Ask questions and share experiences about the SRX Series, vSRX, and cSRX.

  • 1.  Local Zone to remote VPN

    Posted 05-08-2014 22:33

    Hi,

     

    Here is my scenario.I have 2 Internet connections, one Internal network and a third network connected to my SRX240 at branch office. The 2 internet links are configured as untrust zones, Internal network as trust zone and the third link connecting to one of our cliient in our premises is configured as zone abc. Workstations from abc zone are not able to access the webserver at HO. HO and branch are connected through a route based VPN. I have tried configuring policies from abc zone to HO-VPN. Clients can access only if I change the default policy to accept-all. Any help is much appreciated.

     

    Regards

     



  • 2.  RE: Local Zone to remote VPN

     
    Posted 05-08-2014 22:40

    Hello Thomas

     

    From your description I reckon tunnel is up as you can access remote side on having default-permit-all policy.

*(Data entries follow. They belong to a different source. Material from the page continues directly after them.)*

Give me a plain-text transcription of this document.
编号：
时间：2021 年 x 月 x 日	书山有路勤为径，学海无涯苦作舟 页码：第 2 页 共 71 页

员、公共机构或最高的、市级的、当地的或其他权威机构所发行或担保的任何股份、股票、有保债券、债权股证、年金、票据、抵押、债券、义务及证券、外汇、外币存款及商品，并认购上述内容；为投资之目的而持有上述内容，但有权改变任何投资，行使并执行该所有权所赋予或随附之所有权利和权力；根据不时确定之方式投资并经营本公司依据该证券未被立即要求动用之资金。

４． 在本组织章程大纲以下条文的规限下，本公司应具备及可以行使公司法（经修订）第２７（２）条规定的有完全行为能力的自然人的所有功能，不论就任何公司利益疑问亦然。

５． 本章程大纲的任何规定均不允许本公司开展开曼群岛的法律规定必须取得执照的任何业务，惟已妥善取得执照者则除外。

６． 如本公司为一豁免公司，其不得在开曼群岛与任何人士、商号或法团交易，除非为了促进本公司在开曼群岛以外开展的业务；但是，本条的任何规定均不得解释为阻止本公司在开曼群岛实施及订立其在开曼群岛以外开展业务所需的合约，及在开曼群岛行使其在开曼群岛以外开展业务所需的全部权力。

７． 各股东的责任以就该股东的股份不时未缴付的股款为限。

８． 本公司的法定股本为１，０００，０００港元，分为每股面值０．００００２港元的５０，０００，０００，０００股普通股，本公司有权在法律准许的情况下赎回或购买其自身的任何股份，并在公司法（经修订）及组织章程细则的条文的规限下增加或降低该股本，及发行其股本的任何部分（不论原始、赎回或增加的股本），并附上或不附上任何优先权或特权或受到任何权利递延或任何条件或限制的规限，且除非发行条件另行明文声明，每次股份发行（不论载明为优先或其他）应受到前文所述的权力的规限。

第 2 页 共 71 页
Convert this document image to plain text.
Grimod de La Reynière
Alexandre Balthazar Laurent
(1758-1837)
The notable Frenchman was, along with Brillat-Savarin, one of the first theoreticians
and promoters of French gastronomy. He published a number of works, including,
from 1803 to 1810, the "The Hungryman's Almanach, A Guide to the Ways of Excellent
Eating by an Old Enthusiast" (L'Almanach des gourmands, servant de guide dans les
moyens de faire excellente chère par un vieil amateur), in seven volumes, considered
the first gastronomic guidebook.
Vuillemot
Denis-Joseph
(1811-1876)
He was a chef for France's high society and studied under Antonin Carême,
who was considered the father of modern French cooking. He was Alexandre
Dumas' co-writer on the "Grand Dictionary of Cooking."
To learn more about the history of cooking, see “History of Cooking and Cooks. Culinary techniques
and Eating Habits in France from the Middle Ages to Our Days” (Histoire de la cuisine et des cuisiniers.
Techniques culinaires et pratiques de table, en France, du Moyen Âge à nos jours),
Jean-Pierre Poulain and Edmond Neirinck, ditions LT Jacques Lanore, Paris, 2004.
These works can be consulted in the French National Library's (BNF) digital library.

    To me it appears to be a policy configuration issue.

     

    Can you tell me to which zone st0 interface is bound to?

    Would it be possible for you to share below?

     

    1. source-ip of the traffic.

    2. destination-ip of traffic

    3. RSI/Configuration

     

    Regards,

    Raveen

     



  • 3.  RE: Local Zone to remote VPN

    Posted 05-08-2014 23:03

    I am copying only the relevant configs.

     

    Traffic Originating from 

     

    ge-0/0/7 {
    unit 0 {
    description "ABC Link";
    family inet {
    address 172.17.254.2/24;

     

    Destined to 10.71.0.0

     

    static route 

    route 10.71.0.0/16 next-hop st0.10;

    route 10.1.0.0/16 next-hop 172.17.254.1;

     

    security-zone ABC {
    address-book {
    address ABCzoneadd1 10.1.0.0/16;
    }
    }
    host-inbound-traffic {
    system-services {
    dns;
    ftp;
    http;
    https;
    ident-reset;
    ping;
    snmp;
    traceroute;
    }
    protocols {
    all;
    }
    }
    interfaces {
    ge-0/0/7.0;
    }

     

    from-zone HOVPN to-zone ABC {
    policy HOvpn-ABC {
    match {
    source-address net-HO_10-71-0-0--16;
    destination-address ABCzone;
    application any;
    }
    then {
    permit;

     

    from-zone ABC to-zone HOVPN {
    policy ABC-HO {
    match {
    source-address ABCzone;
    destination-address net-HO_10-71-0-0--16;
    application any;
    }
    then {
    permit;

     

     

    VPN is up and running and clients from local network 10.31.xx.xx can access remote network at 10.71.xx.xx . The trouble is from zone ABC 10.1.xx.xx to 10.71.xx.xx



  • 4.  RE: Local Zone to remote VPN

    Posted 05-08-2014 23:05

    St0.x is bound to zone untrust.



  • 5.  RE: Local Zone to remote VPN
    Best Answer

     
    Posted 05-08-2014 23:25
    The policy has to be between your ABC zone and untrust zone(st0.X) Can you create a test policy between ABC and untrust and check if it resolves? Regards, Raveen


  • 6.  RE: Local Zone to remote VPN

    Posted 05-12-2014 20:14

    The policy exists between ABC zone and HOVPN zone. St0.x to HO is on HOVPN Zone



  • 7.  RE: Local Zone to remote VPN

    Posted 05-12-2014 21:21

    The name of your address book entry is "

    This is the address book entry in your abc zone ABCzoneadd1  and not  ABCzone.  So you need to correct that.